Lately I have found myself reflecting a lot on the social constructs of labelling things as good or bad. It really frustrates me that we have to give things a label, and in particular in the following two areas:
– Food. This one is really common, so much so that I hear it in everyday conversation, that we have good and bad food. Yes, some foods cause negative effects in us, however this is often with over consumption, it is our behaviour that needs to be addressed, the food itself is not bad. Chocolate is not bad. It is chocolate.
– Emotions. Although we don’t verbalise this as directly as we do with food, we live in a world that tells us that certain emotions are good (happy, excited, joy, gratitude, hope, love, pride, amusement) while others are bad (anger, frustration, anxious, sad, guilt, fear). As with food though, these are neither good or bad, they just are.
These emotions that society has constructed as ‘good’ can also cause negative effects; love can cause someone to stay in an abusive relationship (I know it is not this simple, but you see what I am saying here), pride can stop someone from taking an incredible opportunity and excitement can cause people to lose control and be physically ill. On the flip side fear can prevent us from being in an unsafe position, being anxious can lead to us putting more effort into something, and frustration might mean someone creates something new and amazing.
My frustration with putting labels on these things is because of the consequences it can lead to for people. It can perpetuate issues with food; avoiding certain foods, cutting them out completely, creating a focus on it, rather than simply eating a balanced diet that is nourishing. I see this regularly with people labelling a food as bad, and therefore constantly telling themselves not to eat it. All this does is puts this into your head, you visualise it and create the craving for it.
With emotions, the consequences are wide ranging. We have been taught that we need to get rid of the ‘bad’ emotions, not have them or avoid them. This leads to people not learning how to deal with their emotions, to lean into that discomfort, grow and learn about themselves.
– It leads to people suppressing anger and frustration, consequently reaching a critical point where one explodes.
– Fear is never conquered if one does not lean into it, and so phobias and the avoidance of amazing opportunities can occur.
– By hushing someone who is crying (think about what you do with a child, when you are with a friend in public), or trying to make a joke, what we are really saying is this emotion is not ok, we don’t like it, it shouldn’t be shown. What consequences will this have? What are we saying to people about expressing emotion? What are we telling others about sadness?
In looking at the rates of depression, anxiety and suicide the labelling of emotions is a concern. I am not diminishing the physiology of mental illness whatsoever, nor am I saying that it is simply the labelling of the emotion that leads to these consequences, it is all a very complex area. But, one has to wonder what role labelling certain emotions as bad has had.
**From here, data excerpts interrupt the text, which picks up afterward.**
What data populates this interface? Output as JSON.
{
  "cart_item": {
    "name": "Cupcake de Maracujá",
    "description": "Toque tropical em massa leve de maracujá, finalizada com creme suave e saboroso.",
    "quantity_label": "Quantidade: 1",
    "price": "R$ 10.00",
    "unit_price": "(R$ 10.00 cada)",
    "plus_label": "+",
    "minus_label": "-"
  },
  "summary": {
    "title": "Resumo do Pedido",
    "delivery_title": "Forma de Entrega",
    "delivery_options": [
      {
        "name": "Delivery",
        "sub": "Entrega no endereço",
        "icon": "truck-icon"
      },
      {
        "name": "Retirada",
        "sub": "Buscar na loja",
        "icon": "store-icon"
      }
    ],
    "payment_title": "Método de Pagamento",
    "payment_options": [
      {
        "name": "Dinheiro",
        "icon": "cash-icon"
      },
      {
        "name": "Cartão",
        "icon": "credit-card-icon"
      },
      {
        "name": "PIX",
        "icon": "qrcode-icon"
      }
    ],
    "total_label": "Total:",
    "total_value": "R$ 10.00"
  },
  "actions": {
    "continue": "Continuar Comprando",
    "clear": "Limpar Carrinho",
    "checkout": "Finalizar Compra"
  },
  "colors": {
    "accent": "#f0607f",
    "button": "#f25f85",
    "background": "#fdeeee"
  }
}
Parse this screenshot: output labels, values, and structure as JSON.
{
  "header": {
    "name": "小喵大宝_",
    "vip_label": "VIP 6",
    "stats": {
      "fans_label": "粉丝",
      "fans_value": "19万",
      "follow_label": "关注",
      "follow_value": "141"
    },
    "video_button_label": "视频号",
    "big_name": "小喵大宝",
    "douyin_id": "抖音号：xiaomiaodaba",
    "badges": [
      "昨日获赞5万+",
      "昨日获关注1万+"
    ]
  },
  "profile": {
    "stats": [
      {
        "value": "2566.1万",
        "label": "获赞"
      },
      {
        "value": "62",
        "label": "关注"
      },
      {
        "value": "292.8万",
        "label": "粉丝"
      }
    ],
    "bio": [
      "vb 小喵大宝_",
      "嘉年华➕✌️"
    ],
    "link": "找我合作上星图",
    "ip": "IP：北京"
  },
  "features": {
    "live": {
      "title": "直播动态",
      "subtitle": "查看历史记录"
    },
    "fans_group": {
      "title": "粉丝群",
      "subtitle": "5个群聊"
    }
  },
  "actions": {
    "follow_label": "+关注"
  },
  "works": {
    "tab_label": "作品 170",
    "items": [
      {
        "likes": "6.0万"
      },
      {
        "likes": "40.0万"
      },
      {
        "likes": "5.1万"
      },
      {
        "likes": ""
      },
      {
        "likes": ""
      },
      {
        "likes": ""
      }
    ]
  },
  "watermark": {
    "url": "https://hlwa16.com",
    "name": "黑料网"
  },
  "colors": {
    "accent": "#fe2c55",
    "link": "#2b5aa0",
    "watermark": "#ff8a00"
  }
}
By labelling it as bad, have we enforced the suppression and avoidance of emotions, have we not allowed people to feel, not taught others how to live with feelings, deal with, learn and move on from them?
We all need to be careful with how we are labelling things, how this effects both our own perceptions, behaviours and beliefs, and those of others. Let us just leave things as they are; food is food, an emotion is an emotion. I guess this is my main point, why do we need to label these things, rather than just letting be? Let us all have a range of both these areas in our lives; feel all emotions, and eat a range of food!